Seguimos siendo niños

por Fer Población

O al menos yo. Y es que debo confesar que mantengo muchas de las costumbres, manías, defectos, rarezas o como usted quiera llamarlas, de cuando aún era un niño. Yo, como es normal, cuento las mías. Yo me río de mí, pero me da la sensación de que no soy, ni mucho menos, el único que tiene estas cosillas por ahí sueltas. Nuestro Peter Pan interior ha aprendido a luchar tan bien (Garfio era muy malo, muy malo, muy malo) que se resiste a morir por más que lo apuñalemos.

Me gusta el Cola Cao. Las pocas veces que desayuno, que normalmente es cuando estoy fuera de casa, opto por él. No me va el café la verdad. Y antes cuando lo pedía me miraban raro. Cada vez menos, es más, en la campaña nueva de publicidad cuando una chica dije eso de… yo nunca lo dejé… pues yo tampoco. Pero yo tengo más mérito, que ella está en la universidad y yo ya…. bueno ya no. Por cierto me sé de memoria la canción del negrito y de pequeño trataron de convencer a mi madre cuando me estaba paseando por el parque para que grabara un anuncio de Cola Cao. Era un bebé guapísimo y dejémoslo ahí que las comparaciones son odiosas.

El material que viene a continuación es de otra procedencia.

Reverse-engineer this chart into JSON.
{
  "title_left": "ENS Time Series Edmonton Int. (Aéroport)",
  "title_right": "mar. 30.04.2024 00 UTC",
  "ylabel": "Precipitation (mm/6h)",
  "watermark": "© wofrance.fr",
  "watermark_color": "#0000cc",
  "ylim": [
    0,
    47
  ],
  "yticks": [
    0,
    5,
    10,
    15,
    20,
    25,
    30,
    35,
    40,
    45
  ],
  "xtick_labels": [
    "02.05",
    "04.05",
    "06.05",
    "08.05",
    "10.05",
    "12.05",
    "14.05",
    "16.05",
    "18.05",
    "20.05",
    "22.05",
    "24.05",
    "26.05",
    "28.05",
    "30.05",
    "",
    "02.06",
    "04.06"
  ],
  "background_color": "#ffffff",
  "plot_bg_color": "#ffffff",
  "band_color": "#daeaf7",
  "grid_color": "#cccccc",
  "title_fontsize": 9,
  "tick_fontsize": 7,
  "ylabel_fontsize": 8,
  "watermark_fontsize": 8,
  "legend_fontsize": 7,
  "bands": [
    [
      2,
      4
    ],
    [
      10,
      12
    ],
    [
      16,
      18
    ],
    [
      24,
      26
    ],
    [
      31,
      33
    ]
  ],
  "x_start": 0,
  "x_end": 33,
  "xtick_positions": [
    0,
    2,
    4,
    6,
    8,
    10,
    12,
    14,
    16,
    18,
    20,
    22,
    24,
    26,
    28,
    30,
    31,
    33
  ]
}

Uno de los grandes placeres de la vida es ducharse, ponerse un pijama limpio y echarse Nenuco. Si esto es un día de resaca la cosa mejora aún más, pero eso no es de niños, al menos no de niños buenos.

Una de las cosas que me hace gracia es que intentar camuflar nuestras manías de niños como algo sofisticado, puede que para que no nos sintamos mal o tontos, no sé. Pero vamos que nos siguen gustando los dibujos animados. Y sí, en los que vemos ahora hay drogas, hablan de sexo, matan personas… etc, pero nos pongamos como nos pongamos eso son dibujos animados. Igual que las chuches. Ahora se supone que son gominolas de zumo natural de frutas y las venden en unas tiendas muy chic y muy blanquitas (ahora todo lo moderno es blanco) al peso y más vale que llevas la tarjeta de crédito. Eso de salir con la bolsa llena hasta los topes con cien pesetas (sí, he dicho pesetas, soy así de mayor) ya es un mito. De todos modos en este sentido la experta es mi hermana Maca, no en vano en la guardería se ganó el apodo de “Quiosco”.

Nos gustan los parques de atracciones, yo en Eurodisney disfruté como un enano (gracias Gio, gracias Rafa), nos gustan los batidos y las tortitas con nata, nos gusta poner excusas fantásticas y, sobretodo, al menos yo, me sigo poniendo nervioso si hablo con una chica que me gusta.